Tech Industry

Linuxcare, Turbolinux reverse merger plan

After three months of operating together, the two have called off their merger because of difficulties joining the companies' finances and operations.

After three months of operating as a single company, Turbolinux and Linuxcare have called off their merger because of difficulties joining the companies' finances and operations.

Facing a chilly investor environment regarding the Linux operating system, the two companies announced their intent to merge in January and closed the deal Feb. 21. The justification was that Linuxcare's specialization on services complemented Turbolinux's product emphasis, but now it appears the two different businesses didn't dovetail so smoothly after all.

"I think the goals of the two companies were different," and the economic climate made things worse, Linuxcare Chief Executive Art Tyde said in an interview Tuesday. "There were certainly financial details involved--everything from valuation to cash in the bank and assets."
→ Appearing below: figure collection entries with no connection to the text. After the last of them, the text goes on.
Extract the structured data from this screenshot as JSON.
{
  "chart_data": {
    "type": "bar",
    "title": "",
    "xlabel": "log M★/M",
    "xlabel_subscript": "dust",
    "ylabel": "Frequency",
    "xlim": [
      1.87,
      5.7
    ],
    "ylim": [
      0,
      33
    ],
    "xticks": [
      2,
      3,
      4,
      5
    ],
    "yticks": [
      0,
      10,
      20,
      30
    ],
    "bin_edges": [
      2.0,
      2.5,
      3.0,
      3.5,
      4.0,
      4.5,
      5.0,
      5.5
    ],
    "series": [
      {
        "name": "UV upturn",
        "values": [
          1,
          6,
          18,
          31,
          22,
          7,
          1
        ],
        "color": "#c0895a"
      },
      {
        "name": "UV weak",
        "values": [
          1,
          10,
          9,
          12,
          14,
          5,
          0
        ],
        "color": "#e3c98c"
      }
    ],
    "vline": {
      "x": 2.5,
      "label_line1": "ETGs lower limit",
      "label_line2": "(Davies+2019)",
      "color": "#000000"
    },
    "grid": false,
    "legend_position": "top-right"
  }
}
"It just didn't make financial sense to put the thing together," but the companies will still jointly work with customers, Turbolinux CEO Paul Thomas said. The economic climate has changed since the two companies began talks five or six months ago, he added.
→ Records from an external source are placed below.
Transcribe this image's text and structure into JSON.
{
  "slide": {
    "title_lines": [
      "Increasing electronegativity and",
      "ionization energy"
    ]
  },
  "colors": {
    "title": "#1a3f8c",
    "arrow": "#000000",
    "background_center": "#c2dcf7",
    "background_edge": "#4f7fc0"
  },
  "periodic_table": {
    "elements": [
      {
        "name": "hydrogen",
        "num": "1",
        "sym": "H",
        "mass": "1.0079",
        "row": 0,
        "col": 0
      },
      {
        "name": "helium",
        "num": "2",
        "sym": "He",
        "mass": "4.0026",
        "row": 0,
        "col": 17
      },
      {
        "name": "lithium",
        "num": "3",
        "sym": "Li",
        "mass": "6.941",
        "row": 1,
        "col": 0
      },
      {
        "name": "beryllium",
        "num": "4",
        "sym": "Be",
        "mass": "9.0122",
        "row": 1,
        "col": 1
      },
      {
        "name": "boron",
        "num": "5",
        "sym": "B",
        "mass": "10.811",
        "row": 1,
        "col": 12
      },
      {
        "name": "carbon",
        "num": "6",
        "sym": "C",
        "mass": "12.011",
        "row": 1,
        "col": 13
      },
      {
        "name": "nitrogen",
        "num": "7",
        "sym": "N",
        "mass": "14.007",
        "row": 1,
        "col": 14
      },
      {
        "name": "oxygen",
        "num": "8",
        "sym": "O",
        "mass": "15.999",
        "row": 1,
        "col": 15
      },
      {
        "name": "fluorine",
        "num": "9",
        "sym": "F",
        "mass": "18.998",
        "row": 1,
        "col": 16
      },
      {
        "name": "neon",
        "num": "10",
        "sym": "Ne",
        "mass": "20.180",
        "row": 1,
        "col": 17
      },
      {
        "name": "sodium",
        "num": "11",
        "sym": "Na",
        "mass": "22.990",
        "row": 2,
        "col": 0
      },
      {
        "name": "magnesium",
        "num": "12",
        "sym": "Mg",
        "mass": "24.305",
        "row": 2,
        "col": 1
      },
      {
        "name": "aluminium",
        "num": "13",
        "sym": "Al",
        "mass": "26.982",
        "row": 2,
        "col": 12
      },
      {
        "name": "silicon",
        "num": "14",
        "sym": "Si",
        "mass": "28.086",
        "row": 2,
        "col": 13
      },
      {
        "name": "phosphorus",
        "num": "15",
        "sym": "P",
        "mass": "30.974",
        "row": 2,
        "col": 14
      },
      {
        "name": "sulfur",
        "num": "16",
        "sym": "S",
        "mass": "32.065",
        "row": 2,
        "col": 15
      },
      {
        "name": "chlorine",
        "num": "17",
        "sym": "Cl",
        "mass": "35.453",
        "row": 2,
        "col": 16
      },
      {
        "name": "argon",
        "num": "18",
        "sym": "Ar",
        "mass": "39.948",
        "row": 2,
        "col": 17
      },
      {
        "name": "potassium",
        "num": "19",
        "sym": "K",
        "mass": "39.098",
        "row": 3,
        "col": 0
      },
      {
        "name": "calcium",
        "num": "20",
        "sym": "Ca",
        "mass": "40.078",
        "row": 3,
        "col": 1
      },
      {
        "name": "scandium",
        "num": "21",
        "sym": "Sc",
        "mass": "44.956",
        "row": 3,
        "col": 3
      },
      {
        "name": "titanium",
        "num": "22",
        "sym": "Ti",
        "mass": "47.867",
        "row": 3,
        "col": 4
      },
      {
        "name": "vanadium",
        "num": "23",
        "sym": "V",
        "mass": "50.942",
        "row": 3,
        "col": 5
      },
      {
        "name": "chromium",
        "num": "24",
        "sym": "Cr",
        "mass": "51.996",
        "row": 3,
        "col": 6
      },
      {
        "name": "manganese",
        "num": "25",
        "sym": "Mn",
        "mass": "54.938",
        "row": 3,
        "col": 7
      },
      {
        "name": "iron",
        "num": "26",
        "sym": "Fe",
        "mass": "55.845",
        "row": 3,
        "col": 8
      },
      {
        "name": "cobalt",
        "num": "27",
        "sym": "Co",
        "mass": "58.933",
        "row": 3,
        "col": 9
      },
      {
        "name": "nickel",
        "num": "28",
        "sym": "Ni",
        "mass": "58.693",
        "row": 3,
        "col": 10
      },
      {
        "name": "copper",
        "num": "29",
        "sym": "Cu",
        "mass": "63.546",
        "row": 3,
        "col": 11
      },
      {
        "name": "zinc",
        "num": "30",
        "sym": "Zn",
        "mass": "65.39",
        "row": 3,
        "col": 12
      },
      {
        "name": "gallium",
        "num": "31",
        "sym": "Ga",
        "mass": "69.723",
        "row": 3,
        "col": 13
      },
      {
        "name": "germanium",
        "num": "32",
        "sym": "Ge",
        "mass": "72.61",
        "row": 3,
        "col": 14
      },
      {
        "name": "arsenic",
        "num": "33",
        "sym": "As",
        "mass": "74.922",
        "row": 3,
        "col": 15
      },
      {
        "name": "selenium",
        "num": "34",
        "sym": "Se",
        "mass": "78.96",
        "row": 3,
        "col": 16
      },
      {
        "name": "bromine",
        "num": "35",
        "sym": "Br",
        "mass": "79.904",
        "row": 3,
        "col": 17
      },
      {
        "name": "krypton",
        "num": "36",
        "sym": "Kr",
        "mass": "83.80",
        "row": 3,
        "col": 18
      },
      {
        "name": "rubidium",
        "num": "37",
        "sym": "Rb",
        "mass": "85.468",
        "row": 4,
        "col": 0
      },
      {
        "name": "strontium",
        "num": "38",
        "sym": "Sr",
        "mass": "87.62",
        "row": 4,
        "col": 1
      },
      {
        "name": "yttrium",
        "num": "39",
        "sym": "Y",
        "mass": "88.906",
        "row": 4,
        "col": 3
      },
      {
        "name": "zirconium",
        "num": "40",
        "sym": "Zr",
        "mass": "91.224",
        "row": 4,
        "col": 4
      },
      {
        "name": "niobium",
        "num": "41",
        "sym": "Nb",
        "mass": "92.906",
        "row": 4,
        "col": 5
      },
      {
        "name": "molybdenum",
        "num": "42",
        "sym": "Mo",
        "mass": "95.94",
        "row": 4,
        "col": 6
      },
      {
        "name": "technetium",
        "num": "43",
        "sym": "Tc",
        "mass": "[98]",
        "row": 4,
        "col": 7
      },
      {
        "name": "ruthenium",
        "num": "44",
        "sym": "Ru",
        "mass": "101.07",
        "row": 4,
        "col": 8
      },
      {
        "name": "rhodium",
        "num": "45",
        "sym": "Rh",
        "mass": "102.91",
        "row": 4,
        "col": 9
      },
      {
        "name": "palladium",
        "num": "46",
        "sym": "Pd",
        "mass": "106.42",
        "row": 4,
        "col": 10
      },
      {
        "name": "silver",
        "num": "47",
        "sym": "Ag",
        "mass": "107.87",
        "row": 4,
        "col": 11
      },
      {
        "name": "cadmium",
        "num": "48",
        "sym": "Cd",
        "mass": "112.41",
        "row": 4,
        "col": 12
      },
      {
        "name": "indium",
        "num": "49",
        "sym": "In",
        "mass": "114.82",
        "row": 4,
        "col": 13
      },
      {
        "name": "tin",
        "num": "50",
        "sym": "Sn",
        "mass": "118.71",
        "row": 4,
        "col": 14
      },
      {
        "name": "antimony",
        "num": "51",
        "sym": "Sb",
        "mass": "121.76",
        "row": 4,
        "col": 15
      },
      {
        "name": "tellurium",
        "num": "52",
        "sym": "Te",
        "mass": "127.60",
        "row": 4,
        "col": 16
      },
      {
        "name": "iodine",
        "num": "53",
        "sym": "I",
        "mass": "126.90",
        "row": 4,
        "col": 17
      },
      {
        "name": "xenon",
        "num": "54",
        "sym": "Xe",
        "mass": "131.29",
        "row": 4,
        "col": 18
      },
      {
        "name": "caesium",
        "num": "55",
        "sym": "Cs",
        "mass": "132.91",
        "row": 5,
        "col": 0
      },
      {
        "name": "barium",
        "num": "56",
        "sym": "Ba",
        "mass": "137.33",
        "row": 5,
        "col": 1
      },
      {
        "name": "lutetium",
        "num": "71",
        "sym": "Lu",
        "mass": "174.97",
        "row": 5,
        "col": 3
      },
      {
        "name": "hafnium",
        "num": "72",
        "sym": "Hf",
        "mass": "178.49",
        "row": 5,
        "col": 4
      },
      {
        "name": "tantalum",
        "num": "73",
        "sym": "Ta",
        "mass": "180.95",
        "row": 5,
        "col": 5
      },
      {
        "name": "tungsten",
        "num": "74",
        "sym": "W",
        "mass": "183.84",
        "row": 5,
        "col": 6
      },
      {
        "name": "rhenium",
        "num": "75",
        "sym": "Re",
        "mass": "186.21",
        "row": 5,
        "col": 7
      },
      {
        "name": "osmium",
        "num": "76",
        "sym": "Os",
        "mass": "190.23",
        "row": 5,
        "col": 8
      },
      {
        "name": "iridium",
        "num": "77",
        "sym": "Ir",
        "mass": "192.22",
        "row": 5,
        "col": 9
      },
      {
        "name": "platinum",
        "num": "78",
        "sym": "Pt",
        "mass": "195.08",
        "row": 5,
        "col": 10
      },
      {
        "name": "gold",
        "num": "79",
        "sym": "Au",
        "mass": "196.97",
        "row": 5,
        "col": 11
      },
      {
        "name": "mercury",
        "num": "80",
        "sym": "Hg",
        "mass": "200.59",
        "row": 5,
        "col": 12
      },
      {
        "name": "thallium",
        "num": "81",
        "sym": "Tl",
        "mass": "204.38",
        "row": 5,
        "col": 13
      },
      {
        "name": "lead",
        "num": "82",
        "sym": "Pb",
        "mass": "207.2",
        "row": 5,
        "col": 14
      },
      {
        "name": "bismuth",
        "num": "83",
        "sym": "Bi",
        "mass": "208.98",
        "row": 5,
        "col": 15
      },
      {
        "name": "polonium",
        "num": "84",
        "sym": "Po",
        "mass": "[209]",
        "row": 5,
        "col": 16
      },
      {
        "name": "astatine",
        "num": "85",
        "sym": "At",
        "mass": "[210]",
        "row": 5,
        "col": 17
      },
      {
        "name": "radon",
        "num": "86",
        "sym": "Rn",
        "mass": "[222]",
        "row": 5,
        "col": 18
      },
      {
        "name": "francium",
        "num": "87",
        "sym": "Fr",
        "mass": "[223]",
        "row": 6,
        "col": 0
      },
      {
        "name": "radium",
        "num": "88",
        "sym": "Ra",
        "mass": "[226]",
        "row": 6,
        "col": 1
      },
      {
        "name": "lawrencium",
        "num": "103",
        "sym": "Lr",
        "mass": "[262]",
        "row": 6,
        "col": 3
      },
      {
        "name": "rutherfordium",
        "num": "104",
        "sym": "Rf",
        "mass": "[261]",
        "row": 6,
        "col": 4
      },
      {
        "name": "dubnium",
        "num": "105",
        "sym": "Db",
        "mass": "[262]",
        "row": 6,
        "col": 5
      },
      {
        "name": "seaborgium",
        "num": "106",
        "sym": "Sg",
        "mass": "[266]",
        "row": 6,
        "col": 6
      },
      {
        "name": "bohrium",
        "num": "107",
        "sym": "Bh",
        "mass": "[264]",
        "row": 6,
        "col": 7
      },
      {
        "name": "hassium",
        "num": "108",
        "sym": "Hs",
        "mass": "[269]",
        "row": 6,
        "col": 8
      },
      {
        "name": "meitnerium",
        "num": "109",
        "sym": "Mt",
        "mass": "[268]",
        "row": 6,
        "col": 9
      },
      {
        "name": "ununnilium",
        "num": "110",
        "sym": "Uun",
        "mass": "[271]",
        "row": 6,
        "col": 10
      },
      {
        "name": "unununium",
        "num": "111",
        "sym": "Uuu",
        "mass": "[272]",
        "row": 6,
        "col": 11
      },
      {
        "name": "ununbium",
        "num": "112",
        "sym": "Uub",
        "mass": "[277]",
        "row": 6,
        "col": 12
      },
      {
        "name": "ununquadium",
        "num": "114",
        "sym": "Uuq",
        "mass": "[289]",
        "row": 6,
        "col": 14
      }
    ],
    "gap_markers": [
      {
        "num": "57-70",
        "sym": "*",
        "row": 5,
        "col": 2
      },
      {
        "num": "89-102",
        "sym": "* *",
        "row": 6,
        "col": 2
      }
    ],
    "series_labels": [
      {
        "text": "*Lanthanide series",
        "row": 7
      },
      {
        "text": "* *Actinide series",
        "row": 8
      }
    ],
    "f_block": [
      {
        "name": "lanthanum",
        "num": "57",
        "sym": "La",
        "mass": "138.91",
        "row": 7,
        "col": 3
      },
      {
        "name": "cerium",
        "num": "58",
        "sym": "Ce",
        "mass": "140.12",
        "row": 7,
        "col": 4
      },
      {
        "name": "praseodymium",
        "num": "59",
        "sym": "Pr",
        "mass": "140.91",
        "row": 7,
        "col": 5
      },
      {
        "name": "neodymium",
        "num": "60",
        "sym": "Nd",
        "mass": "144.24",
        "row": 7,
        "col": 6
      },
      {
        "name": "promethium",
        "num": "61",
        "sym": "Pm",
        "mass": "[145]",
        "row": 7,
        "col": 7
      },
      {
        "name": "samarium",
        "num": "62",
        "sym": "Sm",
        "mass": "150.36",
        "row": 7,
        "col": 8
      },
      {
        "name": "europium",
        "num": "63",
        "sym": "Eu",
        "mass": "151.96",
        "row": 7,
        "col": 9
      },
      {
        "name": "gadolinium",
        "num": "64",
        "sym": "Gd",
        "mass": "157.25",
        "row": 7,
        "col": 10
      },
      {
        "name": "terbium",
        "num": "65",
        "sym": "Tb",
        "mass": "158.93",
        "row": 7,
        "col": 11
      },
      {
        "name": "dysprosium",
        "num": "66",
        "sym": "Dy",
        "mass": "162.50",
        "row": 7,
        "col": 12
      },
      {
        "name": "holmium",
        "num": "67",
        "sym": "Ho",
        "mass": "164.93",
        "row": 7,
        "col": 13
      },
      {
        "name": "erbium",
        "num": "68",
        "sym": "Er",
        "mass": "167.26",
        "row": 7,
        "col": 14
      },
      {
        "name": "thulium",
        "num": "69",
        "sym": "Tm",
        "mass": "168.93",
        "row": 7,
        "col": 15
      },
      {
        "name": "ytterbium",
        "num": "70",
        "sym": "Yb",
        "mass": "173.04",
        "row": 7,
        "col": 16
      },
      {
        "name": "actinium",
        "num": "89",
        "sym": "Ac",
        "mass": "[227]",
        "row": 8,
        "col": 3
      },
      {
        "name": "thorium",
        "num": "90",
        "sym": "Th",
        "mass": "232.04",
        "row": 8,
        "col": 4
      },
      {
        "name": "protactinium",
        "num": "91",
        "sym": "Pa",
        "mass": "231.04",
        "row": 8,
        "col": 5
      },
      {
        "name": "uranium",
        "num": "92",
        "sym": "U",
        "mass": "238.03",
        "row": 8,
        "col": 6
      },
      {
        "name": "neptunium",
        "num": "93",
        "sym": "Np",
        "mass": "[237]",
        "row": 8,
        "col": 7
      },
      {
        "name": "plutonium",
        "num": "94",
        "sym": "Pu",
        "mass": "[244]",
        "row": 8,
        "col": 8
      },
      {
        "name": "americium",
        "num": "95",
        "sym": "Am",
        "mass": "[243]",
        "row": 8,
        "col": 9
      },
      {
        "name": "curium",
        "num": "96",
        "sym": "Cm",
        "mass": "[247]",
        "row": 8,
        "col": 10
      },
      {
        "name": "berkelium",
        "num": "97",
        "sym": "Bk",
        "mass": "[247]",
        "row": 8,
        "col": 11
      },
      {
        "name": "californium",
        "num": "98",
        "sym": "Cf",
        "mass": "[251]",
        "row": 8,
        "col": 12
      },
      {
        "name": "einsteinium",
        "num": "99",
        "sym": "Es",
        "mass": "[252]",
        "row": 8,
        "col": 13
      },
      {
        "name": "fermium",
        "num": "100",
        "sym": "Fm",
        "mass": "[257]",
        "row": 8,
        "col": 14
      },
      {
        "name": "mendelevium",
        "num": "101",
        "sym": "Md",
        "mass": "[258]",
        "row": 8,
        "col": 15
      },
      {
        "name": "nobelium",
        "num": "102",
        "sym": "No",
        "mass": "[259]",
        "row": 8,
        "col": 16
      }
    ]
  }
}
On the Linuxcare side of the house, the company has enough cash to last two years, Tyde said. Turbolinux has "more than enough cash to take us to profitability," he said, though he declined to state when that day would arrive.

But for the funds to last that long, the company will make more major changes. Tyde said that after the merger cancellation details are worked out, Linuxcare likely will lay off more staff, in addition to staff cuts announced in February. And the company will abandon the technical support business plan that had been at its heart since the company started promoting itself in February 1999.

Collapsing Internet businesses, curtailed technology spending and dry venture capital wells have hammered the Linux business landscape, leaving layoffs, restructured business plans and closed companies.

It's a stark change from the Linux heyday, when Linuxcare announced a $32.5 million infusion in December 1999 and Turbolinux trumpeted the $57 million it raised just a month later--the most venture financing any Linux company raised in one fell swoop. Both companies had filed to hold initial public offerings but withdrew the plans.

When the merger was announced, Turbolinux was delighted to be able to call upon Linuxcare to offer services it lacked. Now, with the merger undone, Turbolinux will rely on its own smaller staff and partnerships with other parties to provide the service and consulting work, Thomas said.

Giga Information Group analyst Stacey Quandt never had been in favor of the merger, suggesting Linuxcare would have been better off joining forces with a company with greater market share.

Among Linux software sellers, Red Hat is dominant in the United States, SuSE in Germany and Conectiva in Latin America, Quandt said.

"The only market (Turbolinux) claim to have is in Asia-Pacific, more notably Japan," Quandt said. "The integration of the two companies seemed overall questionable."

Thomas acknowledged its difficulties expanding its influence geographically. "On the pure distribution side, we have not made progress in the U.S. Clearly Red Hat continues to dominate that," he said. "Our biggest market share is in Asia-Pacific and Japan."

But the company is concentrating not on distributing as many copies of its software as possible but rather on getting large corporations to use it, Thomas said.

Linuxcare faces issues of its own, though. "Linuxcare has lost people in the transition," Quandt said, including top programmer Andrew Tridgell and two cofounders, Dave Sifty and Dave LaDuke.

Though the merger is off, it's likely Turbolinux and Linuxcare still will work closely together through a strategic partnership, Tyde said.

Though the companies signed a definitive agreement to join forces, such agreements can be canceled under some circumstances, such as shareholder or board disagreement, Tyde said.

Linuxcare got its start offering companies technical support for Linux so customers could bank on having help if something went wrong. The earlier lack of such support had been one criticism of why Linux was weaker than competitors such as Windows or Unix, of which Linux is a clone.

Now, Tyde said, the company is shifting from providing customers with this type of technical support to helping programmers get Linux software written--for example, converting other software to run on Linux or writing software enabling hardware products to work with Linux.

"Technical support is just not a winning proposition in this market," he said. "It's expensive to do. You're not getting a lot of customers."

The failed merger plan hasn't been easy, Tyde said.

"I won't lie and say there wasn't a certain level of disappointment," Tyde said. "You can go into a merger with absolutely all the best intentions. Then, as you work together, as trust is built, you get a handle on what a combined company is like. You learn a lot about yourself, your partners, the core values of the organization."